“I think that Justin (Schultz) has Norris Trophy potential and I don’t think there are too many people who disagree with me in that regard.” — former Edmonton GM Craig MacTavish.
EDMONTON — The expectations that Justin Schultz and his handlers heaped upon his shoulders when he shunned Anaheim and became an unrestricted free agent back in 2012, only got worse when MacTavish uttered that fateful, flawed statement a couple of years later.
Today, Schultz is a shell of what 29 National Hockey League general managers fought over that June. He is playing out a one-year deal in Edmonton without a goal in 20 games, a so-called offensive defenceman whose point production has not come close to balancing the liability he has been in his own end through 223 career games.

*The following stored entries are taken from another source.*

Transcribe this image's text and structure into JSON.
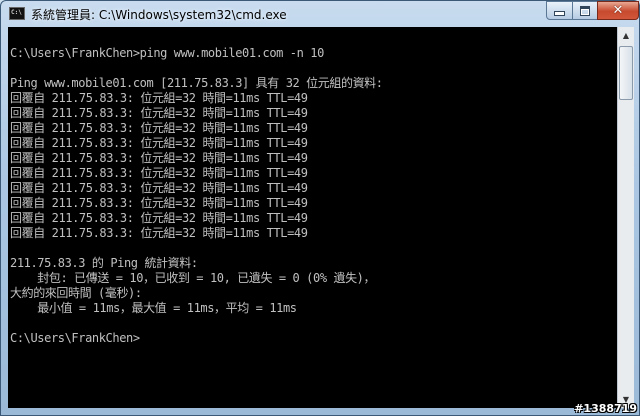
{
  "window": {
    "title": "系統管理員: C:\\Windows\\system32\\cmd.exe",
    "icon": "cmd-icon",
    "controls": {
      "minimize": "minimize-icon",
      "maximize": "maximize-icon",
      "close": "close-icon"
    }
  },
  "console": {
    "lines": [
      "",
      "C:\\Users\\FrankChen>ping www.mobile01.com -n 10",
      "",
      "Ping www.mobile01.com [211.75.83.3] 具有 32 位元組的資料:",
      "回覆自 211.75.83.3: 位元組=32 時間=11ms TTL=49",
      "回覆自 211.75.83.3: 位元組=32 時間=11ms TTL=49",
      "回覆自 211.75.83.3: 位元組=32 時間=11ms TTL=49",
      "回覆自 211.75.83.3: 位元組=32 時間=11ms TTL=49",
      "回覆自 211.75.83.3: 位元組=32 時間=11ms TTL=49",
      "回覆自 211.75.83.3: 位元組=32 時間=11ms TTL=49",
      "回覆自 211.75.83.3: 位元組=32 時間=11ms TTL=49",
      "回覆自 211.75.83.3: 位元組=32 時間=11ms TTL=49",
      "回覆自 211.75.83.3: 位元組=32 時間=11ms TTL=49",
      "回覆自 211.75.83.3: 位元組=32 時間=11ms TTL=49",
      "",
      "211.75.83.3 的 Ping 統計資料:",
      "    封包: 已傳送 = 10，已收到 = 10, 已遺失 = 0 (0% 遺失)，",
      "大約的來回時間 (毫秒):",
      "    最小值 = 11ms，最大值 = 11ms，平均 = 11ms",
      "",
      "C:\\Users\\FrankChen>"
    ]
  },
  "watermark": "#1388719",
  "colors": {
    "console_bg": "#000000",
    "console_fg": "#c0c0c0",
    "close_button": "#c74a2e"
  }
}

“It’s what I’ve always done in college, junior…” Schultz said, when asked about producing points. “I’ve had trouble in the pro game doing it. I’ll keep working, try and get some confidence, and hopefully go from there.”
He’ll “try.” He “hopes.”
As we get to know new head coach Todd McLellan and new GM Peter Chiarelli, and begin now to understand how they prefer their players to carry themselves, we can conclude that a quote like this will not endear the player to his bosses.
The culling is underway in Edmonton, as McLellan and Chiarelli poke and prod to decipher which players have NHL skills, and which of them couple that with an NHL level of compete, commitment and courage. Who can you win with? Who is just along for the ride?
Schultz isn’t passing anyone’s test anymore, at either end of the rink.
“You’ve got to show up at the rink and be confident. You’ve got to believe you can do it. You’ve got to exude a presence, then you’ve got to go get it,” McLellan said of Schultz. “He’s got to bring that to the table.
“Play with some authority. He can do that, but he’s got to believe he can do it.”
There are different levels of soft, and there is no doubt that Schultz’s game in his own end is not of a hard one. In this sport however, the worst place to not have a hardened edge is in the mental game. Because confidence is everything, and if you’re merely “hoping” that you can find it or maintain it you’re not likely to have much swagger.
“Everyone goes through dips and spells,” said Taylor Hall, whose mental game has skyrocketed in the other direction this season. “You have to have a good self-belief system to help get you outta there. Confidence is huge. Every athlete in the world, it’s their main source of energy. Their main source of skill is confidence.”
Requiring a qualifying offer north of $4-million after this season, Schultz would have to overhaul every element of his game for the Oilers to extend a qualifying offer after this season. He’ll hit the market this July as a 26-year-old UFA, with much less fanfare than he did back in 2012 when the hockey world was stunned to see the hottest UFA prospect select Edmonton over every other team in the league.
“It was a lot to take in, especially coming into the league in a Canadian market. But … I don’t think it has any effect on me today,” he said of that high-profile process.
It didn’t raise the bar to a level that has been difficult to get to?
“Well, it might have done that. A little too high of expectations maybe,” he mused. “But, there’s not much you can do. It’s the world we live in with the media these days.”
We’ll stop Schultz there, if only to say that there would have been zero media circus surrounding a second round pick who simply showed up at Anaheim Ducks training camp that fall with the rest of GM Bob Murray’s draft class. The only reason we’re talking about Schultz in this light today is the fact that he hasn’t lived up to those expectations borne of 29 general managers fighting over him as if he were the next Drew Doughty.
That didn’t happen because of the media. It happened because Schultz and his agent, Wade Arnott, made it happen. They chose to use the out clause given to players who don’t sign with the team that drafted them within a two-year window. They chose to become the annual “best player outside the NHL,” and all the attention and expectations that come with that.
As a result, Schultz has been very well paid. What they didn’t count on was that Schultz would, in the end, become a below average pro player. But Fabian Brunnstrom’s camp thought he would be a superstar too, as did goalie Jonas Gustavsson’s when those two arrived as UFA’s, touted as team-changing acquisitions.
As it turns out, they don’t all turn into Artemi Panarin.